I know that this is  a subgroup of $H$ when $H$ is abelian.
But I want to know that what happens if $H$ is not abelian.
For which $n$, $H^n$ is a subgroup of $H$ and for which $n$ it is not?
I tried for the nonabelian group $S_3$ and found that $S_3^{2k}$ is a subgroup of $S_3$ for all $k\in \mathbb{Z}$ and $S_3^{2k+1}$ is not a subgroup of $S_3$ for all $k\in \mathbb{Z}$.
But I don't know whether it is true for arbitrary groups or not and I want to prove it if it is correct.

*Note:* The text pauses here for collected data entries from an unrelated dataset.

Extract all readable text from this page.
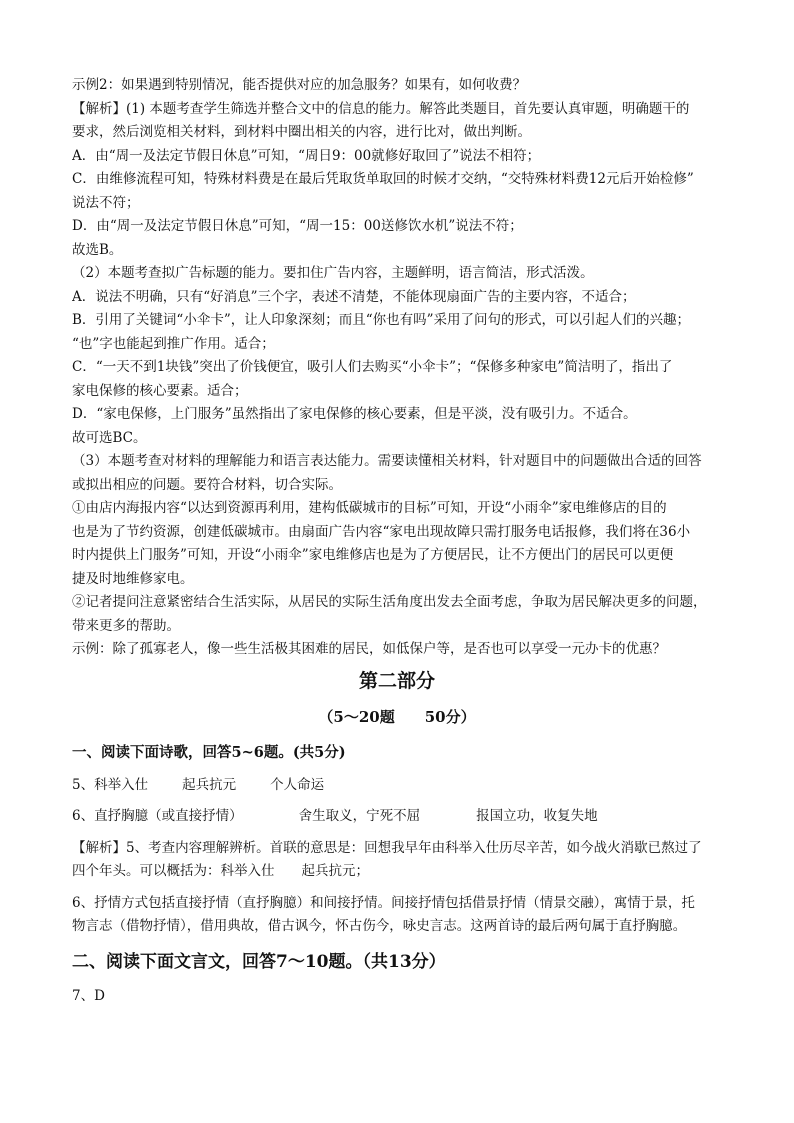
示例2：如果遇到特别情况，能否提供对应的加急服务？如果有，如何收费？

【解析】(1) 本题考查学生筛选并整合文中的信息的能力。解答此类题目，首先要认真审题，明确题干的

要求，然后浏览相关材料，到材料中圈出相关的内容，进行比对，做出判断。

A．由“周一及法定节假日休息”可知，“周日9：00就修好取回了”说法不相符；

C．由维修流程可知，特殊材料费是在最后凭取货单取回的时候才交纳，“交特殊材料费12元后开始检修”

说法不符；

D．由“周一及法定节假日休息”可知，“周一15：00送修饮水机”说法不符；

故选B。

（2）本题考查拟广告标题的能力。要扣住广告内容，主题鲜明，语言简洁，形式活泼。

A．说法不明确，只有“好消息”三个字，表述不清楚，不能体现扇面广告的主要内容，不适合；

B．引用了关键词“小伞卡”，让人印象深刻；而且“你也有吗”采用了问句的形式，可以引起人们的兴趣；

“也”字也能起到推广作用。适合；

C．“一天不到1块钱”突出了价钱便宜，吸引人们去购买“小伞卡”；“保修多种家电”简洁明了，指出了

家电保修的核心要素。适合；

D．“家电保修，上门服务”虽然指出了家电保修的核心要素，但是平淡，没有吸引力。不适合。

故可选BC。

（3）本题考查对材料的理解能力和语言表达能力。需要读懂相关材料，针对题目中的问题做出合适的回答

或拟出相应的问题。要符合材料，切合实际。

①由店内海报内容“以达到资源再利用，建构低碳城市的目标”可知，开设“小雨伞”家电维修店的目的

也是为了节约资源，创建低碳城市。由扇面广告内容“家电出现故障只需打服务电话报修，我们将在36小

时内提供上门服务”可知，开设“小雨伞”家电维修店也是为了方便居民，让不方便出门的居民可以更便

捷及时地维修家电。

②记者提问注意紧密结合生活实际，从居民的实际生活角度出发去全面考虑，争取为居民解决更多的问题，

带来更多的帮助。

示例：除了孤寡老人，像一些生活极其困难的居民，如低保户等，是否也可以享受一元办卡的优惠？

第二部分
（5～20题　　50分）
一、阅读下面诗歌，回答5~6题。(共5分)

5、科举入仕	起兵抗元	个人命运

6、直抒胸臆（或直接抒情）	舍生取义，宁死不屈	报国立功，收复失地

【解析】5、考查内容理解辨析。首联的意思是：回想我早年由科举入仕历尽辛苦，如今战火消歇已熬过了

四个年头。可以概括为：科举入仕　　起兵抗元；

6、抒情方式包括直接抒情（直抒胸臆）和间接抒情。间接抒情包括借景抒情（情景交融），寓情于景，托

物言志（借物抒情），借用典故，借古讽今，怀古伤今，咏史言志。这两首诗的最后两句属于直抒胸臆。

二、阅读下面文言文，回答7～10题。（共13分）

7、D
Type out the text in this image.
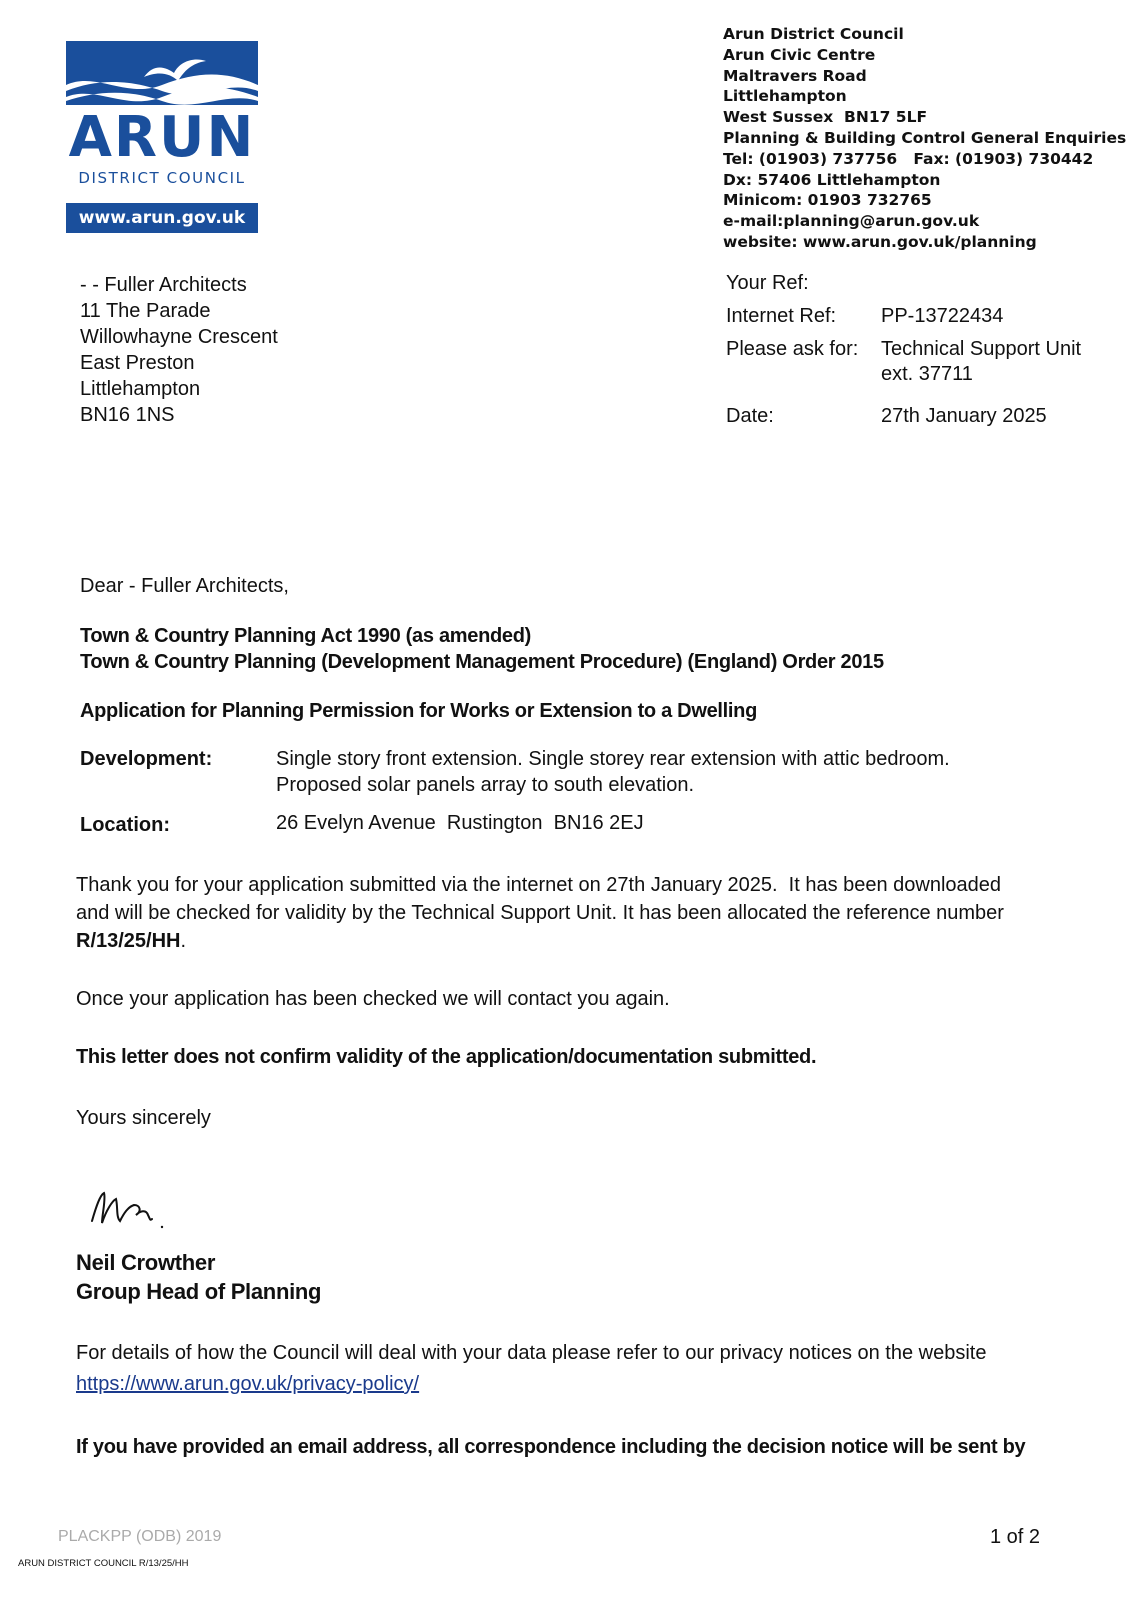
ARUN
DISTRICT COUNCIL
www.arun.gov.uk
Arun District Council
Arun Civic Centre
Maltravers Road
Littlehampton
West Sussex  BN17 5LF
Planning & Building Control General Enquiries
Tel: (01903) 737756   Fax: (01903) 730442
Dx: 57406 Littlehampton
Minicom: 01903 732765
e-mail:planning@arun.gov.uk
website: www.arun.gov.uk/planning
- - Fuller Architects
11 The Parade
Willowhayne Crescent
East Preston
Littlehampton
BN16 1NS
Your Ref:
Internet Ref: PP-13722434
Please ask for: Technical Support Unit
ext. 37711
Date:	27th January 2025
Dear - Fuller Architects,
Town & Country Planning Act 1990 (as amended)
Town & Country Planning (Development Management Procedure) (England) Order 2015
Application for Planning Permission for Works or Extension to a Dwelling
Development:	Single story front extension. Single storey rear extension with attic bedroom.
Proposed solar panels array to south elevation.
Location:	26 Evelyn Avenue  Rustington  BN16 2EJ
Thank you for your application submitted via the internet on 27th January 2025.  It has been downloaded
and will be checked for validity by the Technical Support Unit. It has been allocated the reference number
R/13/25/HH.
Once your application has been checked we will contact you again.
This letter does not confirm validity of the application/documentation submitted.
Yours sincerely
Neil Crowther
Group Head of Planning
For details of how the Council will deal with your data please refer to our privacy notices on the website
https://www.arun.gov.uk/privacy-policy/
If you have provided an email address, all correspondence including the decision notice will be sent by
PLACKPP (ODB) 2019	1 of 2
ARUN DISTRICT COUNCIL R/13/25/HH
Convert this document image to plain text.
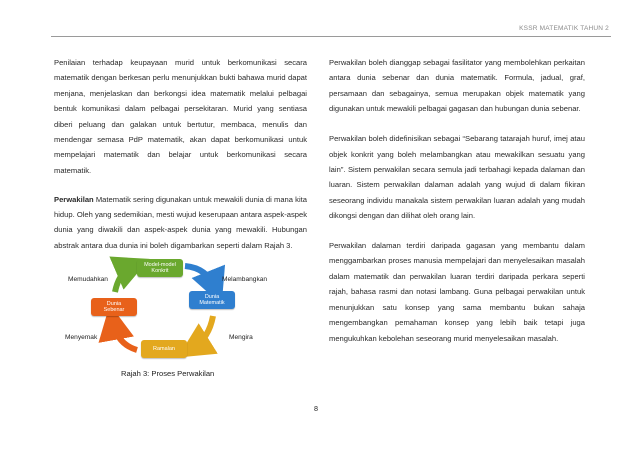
KSSR MATEMATIK TAHUN 2

Penilaian terhadap keupayaan murid untuk berkomunikasi secara matematik dengan berkesan perlu menunjukkan bukti bahawa murid dapat menjana, menjelaskan dan berkongsi idea matematik melalui pelbagai bentuk komunikasi dalam pelbagai persekitaran. Murid yang sentiasa diberi peluang dan galakan untuk bertutur, membaca, menulis dan mendengar semasa PdP matematik, akan dapat berkomunikasi untuk mempelajari matematik dan belajar untuk berkomunikasi secara matematik.

Perwakilan Matematik sering digunakan untuk mewakili dunia di mana kita hidup. Oleh yang sedemikian, mesti wujud keserupaan antara aspek-aspek dunia yang diwakili dan aspek-aspek dunia yang mewakili. Hubungan abstrak antara dua dunia ini boleh digambarkan seperti dalam Rajah 3.

Model-model
Konkrit
Dunia
Matematik
Ramalan
Dunia
Sebenar
Memudahkan	Melambangkan
Mengira
Menyemak
Rajah 3: Proses Perwakilan

Perwakilan boleh dianggap sebagai fasilitator yang membolehkan perkaitan antara dunia sebenar dan dunia matematik. Formula, jadual, graf, persamaan dan sebagainya, semua merupakan objek matematik yang digunakan untuk mewakili pelbagai gagasan dan hubungan dunia sebenar.

Perwakilan boleh didefinisikan sebagai “Sebarang tatarajah huruf, imej atau objek konkrit yang boleh melambangkan atau mewakilkan sesuatu yang lain”. Sistem perwakilan secara semula jadi terbahagi kepada dalaman dan luaran. Sistem perwakilan dalaman adalah yang wujud di dalam fikiran seseorang individu manakala sistem perwakilan luaran adalah yang mudah dikongsi dengan dan dilihat oleh orang lain.

Perwakilan dalaman terdiri daripada gagasan yang membantu dalam menggambarkan proses manusia mempelajari dan menyelesaikan masalah dalam matematik dan perwakilan luaran terdiri daripada perkara seperti rajah, bahasa rasmi dan notasi lambang. Guna pelbagai perwakilan untuk menunjukkan satu konsep yang sama membantu bukan sahaja mengembangkan pemahaman konsep yang lebih baik tetapi juga mengukuhkan kebolehan seseorang murid menyelesaikan masalah.

8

Any help would be appreciated.
 A: For any finite simple group of even order, the squares are not a subgroup.
To see this, note the following:
Lemma:  If the squares from a group $H$ are contained in a subgroup $G$ then $G$ is normal.
Pf:  Let $h,g$ be arbitrary elements of $H,G$ respectively.  We want to show that $hgh^{-1}\in G$.  But $$hgh^{-1}=h^2h^{-1}gh^{-1}gg^{-1}=h^2\left(h^{-1}g\right)^2g^{-1}\in G$$ and we are done.
Thus, $A_5$ in particular is a counterexample
Remark:  For completeness we should note that the squares can't be the entire group.  As the group has even order (by assumption) there is an element of order $2$, hence the squaring map is not injective.  As we are speaking of finite groups here, it follows that the squaring map is not surjective, and we are done.
A: It is certainly true that for every finite group  $H$ there exists $N$ such that whether or not $H^n$ is a subgroup depends only on $n\mod N$ and contain all multiples of $N$. For this $N$ you can take, for example, $|H|$. That is because if $m\equiv n\mod N$, then $H^m=H^n$, and $H^N=\{1\}$.
For infinite groups the set of $n$'s  for which $H^n$ is a subgroup may be empty (say, the free group of rank $\ge 2$).